I’ve been wracking my brains for ideas to help some of the struggling ladies I know, which is hard to do since my brain actually liquefied and oozed out of my ears a long time ago in this 110 degree heat.  But thankfullyI retained that 10 percent of our brains that we actually use.  So it dawned on me that knowing  how to make bastila is a potentially marketable skill.  In Morocco, women who know how to make it can get commissioned by their neighbors or by local catering companies.  It’s something they can do at home and at their own pace.  But for a large number of Moroccan women, there are two basic challenges when it comes to a home industry like making bastila.  One is illiteracy.  So they can’t read recipes, something most of us take for granted.  Another challenge is not being able to afford the ingredients in order to practice a few times.  These things pose such a huge mental block that women won’t even try.

I wanted to find a way to overcome both challenges.  The idea came to have  a series of cooking classes, free to the participants, funded by outside donations.  We held the first one last Sunday, at the school I work at CLC Morocco (  When our school cook, Khadija, heard about the project, she immediately volunteered to teach the class.  Khadija is great cook, but more than that she has a fun-loving confident personality that puts even the shyest and most awkward among us at ease.  As for the participants, we started with a small group of 5 women, some of whom I’ve blogged about here, so if you’ve been reading, you have an idea of the challenges these women face.

As they worked, I took pictures in order to make a picture recipe book that the women can follow another time.  Seeing and participating in making the dish the first time would give them the initial confidence they would need to try it again.

First they prepared and laid out all the ingredients.  From left to right, top: powdered sugar and regular, 1 kg almonds, 1 kg onions, 2 chickens; middle row: 1 gram saffron threads, fake saffron food coloring, 3 cinnamon sticks, peppe, ginger, chopped coriander, smen (ghee), and 1 kg of the bastila sheets called warqa in Arabic; last row: Ras el Hanout spice mix, salt, 3-4 garlic cloves, oil, melted butter.  Missing from this picture are 15 eggs and orange blossom water.

I have to warn you, making bastila is a long process.  It’s a labor of love that I don’t actually expect you or myself to make.  But just for fun, here’s how it’s done.

First, the chicken is set to stew with lots of salt, pepper, ground ginger, ras el hanout (about 2 large spoons each, Moroccan cooks don’t give exact measurements).  There is also a good cup of oil, about a quarter cup of smen (gheen), the onions, garlic, saffron and coriander. Khadija told us that some people prefer to leave the coriander whole in a small bouquet, then fish it out at the end.  She prefers to add it chopped, but she said “you do it however you want”.  That is basically the philosophy behind Moroccan cooking, measurements are eyeballed, the dish is tasted at various intervals and tweeked, and no two cooks will make the same exact recipe.

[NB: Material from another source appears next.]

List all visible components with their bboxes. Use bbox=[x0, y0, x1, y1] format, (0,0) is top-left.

Stir the chicken in the pot.  It’s going to smell really good really quick, but don’t start to falter, although your mouth may start to water, the end is *not* in sight.  

Good yellow chicken.  Moroccans will not tolerate white chicken.  While the chicken is cooking, you can work on the almonds, see bellow.

When it’s good and cooked, the chicken is removed from the sauce, left to cool and de-boned.  Stage one complete.

Next, skim off a small bowlful of the sauce, add it to the chicken to avoid dryness.  Now start the egg stage.  About 12 or so eggs will be broken straight into the sauce and stirred.

Keep stirring until they look like this.  Then transfer them to a colander and let all the excess water drain out.  Stage 2 complete.  

The almonds now.  These take a while so it’s best if you do this step the day before.  It’s tedious and depressing to do this alone, be warned, so call your friends and make it a bastila-making party.  In our cooking class, there were like 5 ladies plus Khadija plus me working, cleaning, laughing (in my case, snapping photos and running out for random ingredients that we ran out of) and it still took about 2-3 hours from start to finish.  The almonds need to be washed, boiled, skinned, dried, and fried.  If you know Moroccan cooking, then you know what I mean.  For the bastila, Khadija’s method was to take the now prepared almonds and add cinnamon (1 large spoon), regular sugar (a bowlful, to taste, personally I like mine good and sweet), a few tablespoons of orange blossom water.  Then the almonds are pulsed in a food processor until they are coarsely ground.  Then Khadija added a good half a cup or so of melted butter.  Mmm!

Stage 3 complete.  Now on to the great assembling of the bastila.  Here you have 2 things on hand, a bowlful of melted butter (check your diet at the door) and a bowl with 2 beaten eggs (remember the eggs are the glue that keeps the bastila sheets together).  In Morocco, we order bastila sheets at the local bakery the day before.

First butter the pan.  Lay the first sheet down, half hanging out of the pan.
Step by step instructions for Moroccan bastila with photos

Add four more overlapping sheet, brushing egg in between them, and brushing butter on top.
A fifth sheet is added in the center, egged and buttered.

Now take your chicken and eggs and mix them up (who cares which came first, hehe).  Lay them down for the first layer.  It should be a good 1.5 – 2.5 inches thick.  With the amounts we used, we had a good third left over (we made little bastilas out of the leftover filling).

Place a bastila sheet over that layer.  Not everyone does this, some prefer to just add the almonds directly.  

Now add the coarsely ground almonds.

Now add another bastila sheet smack dab in the middle, and start to fold all the flaps over. 

Always egg and butter.

At the very end, you add one last bastila sheet to cover the whole thing.  Tuck it in nicely all around and butter the top.

Put it in to cook, about 45 minutes, until the bastila is golden brown and crispy.  At this point I sort of dropped the ball on photos and did not get a PHOTO OF THE FINISHED BASTILA.  Doh!  At the end, you decorate it with powdered sugar and cinnamon.  It is so good, I’d place it among the top 5 best Moroccan dishes.  Oh yeah, and you can’t get it in restaurants, well, not really, unless you go to those swanky places that serve pigeon bastila at exorbitant prices.  Homemade is always better!

But you can sort of see it in this picture along with the apprentice cooks.

It was such an enjoyable day.  I think the ladies learned a lot from Khadija (she’s second from left here).  She has had lots of experience cooking for riads and for catering services, so she has the confidence it takes.  These women on the other hand, have worked mostly as maids, receiving orders, so maybe do not have that confidence.  The cost of the ingredients for this dish and the fruit tarts they made afterwards was about 300 dirhams (40 dollars).  It’s not a lot, but in Morocco it can be a week’s salary.  Someone had given me this money and said, do something for the ladies.  This turned out to be an awesome use of the money.   Khadija also insisted that we buy the ladies proper white uniforms, which made them feel like real students.   And these ladies who are so used to serving others, their employers and families, well on this day they were the guests of honor, since we all sat down and ate the bastila together.  For me, it was a perfect day combining several of my favorite things (things I have not yet figured out how to get paid for doing, lol): networking, planning, empowering women, photography, eating and finally breaking through the blogger’s block!